In particolare, tra i requisiti per diventare peer supporter, essi individuano la disponibilità, motivazione e sensibilità per lo svolgimento di questo ruolo e sottolineano l’importanza di aver appreso l’obiettivo di questa forma d’aiuto.

Requisito fondamentale per diventare peer supporter sembra essere per gli operatori quello di aver intrapreso un percorso buono della propria vita, nel senso di aver imparato a vivere bene nonostante la malattia guardando al futuro in maniera positiva e al di là della patologia. Alcuni operatori notano

164 un rischio in tale criterio caratterizzato dalla possibilità di selezionare persone “eccezionali” che possono rappresentare un modello ideale irraggiungibile:

“Dovrebbero essere persone abbastanza normali, non persone, io parlo di lesione midollare, che si buttano con il paracadute, che fanno mille sport.

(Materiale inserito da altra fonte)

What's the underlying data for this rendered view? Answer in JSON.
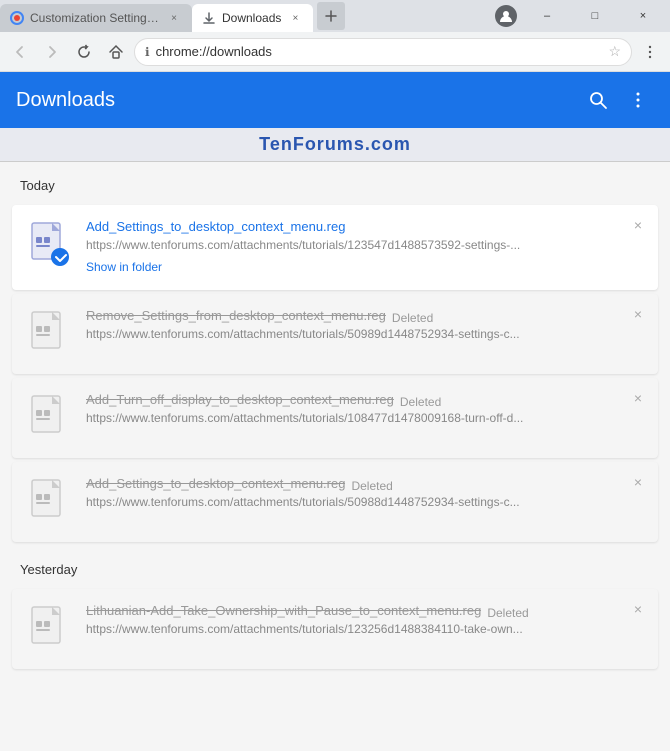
{
  "titleBar": {
    "tabs": [
      {
        "id": "tab-customization",
        "title": "Customization Settings c",
        "favicon": "gear",
        "active": false,
        "close_label": "×"
      },
      {
        "id": "tab-downloads",
        "title": "Downloads",
        "favicon": "download",
        "active": true,
        "close_label": "×"
      }
    ],
    "windowControls": {
      "minimize": "–",
      "maximize": "□",
      "close": "×"
    }
  },
  "addressBar": {
    "url": "chrome://downloads",
    "back_disabled": true,
    "forward_disabled": true
  },
  "header": {
    "title": "Downloads",
    "search_label": "Search",
    "menu_label": "More"
  },
  "watermark": "TenForums.com",
  "sections": [
    {
      "label": "Today",
      "items": [
        {
          "id": "item-1",
          "name": "Add_Settings_to_desktop_context_menu.reg",
          "url": "https://www.tenforums.com/attachments/tutorials/123547d1488573592-settings-...",
          "status": "downloaded",
          "action": "Show in folder",
          "deleted": false
        },
        {
          "id": "item-2",
          "name": "Remove_Settings_from_desktop_context_menu.reg",
          "url": "https://www.tenforums.com/attachments/tutorials/50989d1448752934-settings-c...",
          "status": "Deleted",
          "deleted": true
        },
        {
          "id": "item-3",
          "name": "Add_Turn_off_display_to_desktop_context_menu.reg",
          "url": "https://www.tenforums.com/attachments/tutorials/108477d1478009168-turn-off-d...",
          "status": "Deleted",
          "deleted": true
        },
        {
          "id": "item-4",
          "name": "Add_Settings_to_desktop_context_menu.reg",
          "url": "https://www.tenforums.com/attachments/tutorials/50988d1448752934-settings-c...",
          "status": "Deleted",
          "deleted": true
        }
      ]
    },
    {
      "label": "Yesterday",
      "items": [
        {
          "id": "item-5",
          "name": "Lithuanian-Add_Take_Ownership_with_Pause_to_context_menu.reg",
          "url": "https://www.tenforums.com/attachments/tutorials/123256d1488384110-take-own...",
          "status": "Deleted",
          "deleted": true
        }
      ]
    }
  ]
}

Io vedo più positiva una persona che ha una lesione midollare ed è riuscita ad avere una vita normale, non sovraesposta: una persona realmente alla pari e nei confronti della quale i pazienti pensano - ce la posso fare anche io allora forse.” (Int. 5, O.M.)

Alla luce delle considerazioni sin qui esposte e dall’analisi delle interviste si possono individuare i seguenti criteri di selezione per diventare peer supporter definiti dagli intervistati:

- avere un’esperienza di malattia caratterizzata dal raggiungimento di un percorso di vita positivo nonostante la presenza della patologia e aver imparato a condurre una vita pressoché normale al di là della malattia stessa;

- avere capacità di dialogo e di ascolto;

- saper trasmettere positività;

- aver compreso il significato del peer support;

- avere disponibilità, motivazione e sensibilità per questo ruolo;

6.4.3. Atteggiamenti del peer supporter

Gli operatori sembrano suggerire l’utilità di un atteggiamento amichevole, ma allo stesso tempo oggettivo, ossia caratterizzato dall’abilità di cogliere con lucidità gli eventuali disagi della persona per aiutarla a esplicitarli e sostenerla attraverso il proprio sapere esperienziale.

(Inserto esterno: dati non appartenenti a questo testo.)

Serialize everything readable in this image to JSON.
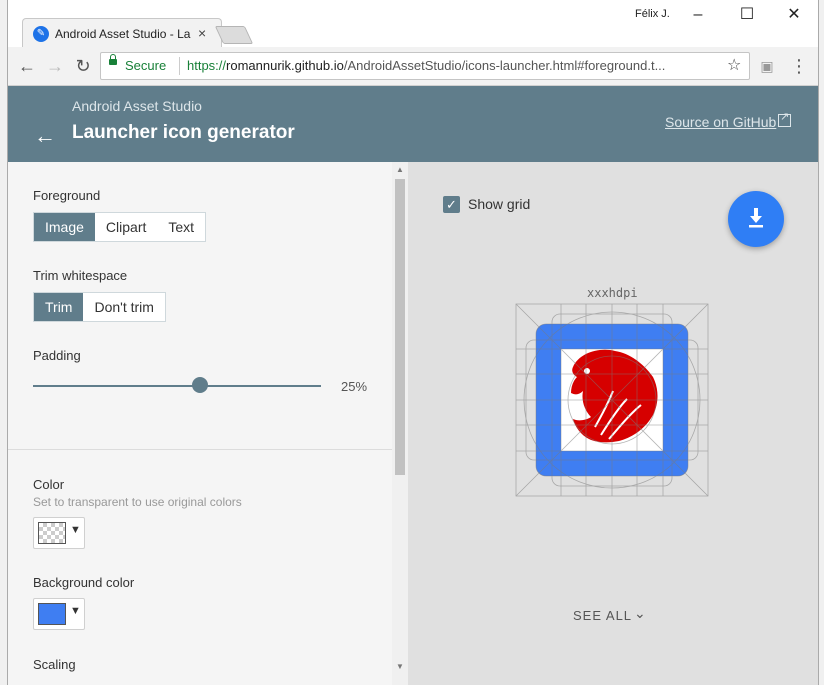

Negli atteggiamenti da assumere, la positività nei confronti della vita nonostante la presenza della malattia è l’elemento che accomuna anche i peer supporter, in linea con quanto affermato dagli operatori e in un certo qual modo anche dai pazienti. Qualche peer supporter vede nella spontaneità e nella riservatezza atteggiamenti imprescindibili per lo svolgimento di tale attività. Due peer supporter riportano poi l’importanza di avere un atteggiamento umile caratterizzato dalla valorizzazione di tutto ciò che la persona riporta:

“È importante per me non presentarsi mai come esperti, anche se è la prima volta, non fare davanti agli altri i saputelli, quelli che perché io lo vivo da 10 anni, da 20 anni lo so e tu no.

Perché è veramente…. insomma non è producente, non farebbe sentire l’altra persona accolta nel suo dolore perché per noi oggi è un gesto abitudinario, facendo degli esempi: la gestione

165 della doccia, l’igiene personale, ecc. Perché all’inizio è stato molto difficoltoso, non sai come farlo. Quindi non è che un peer supporter può andare lì e dire no guarda farsi la doccia è una banalità, perché per chi è fresco non è per niente una banalità.” (Int. 24, PS. M.)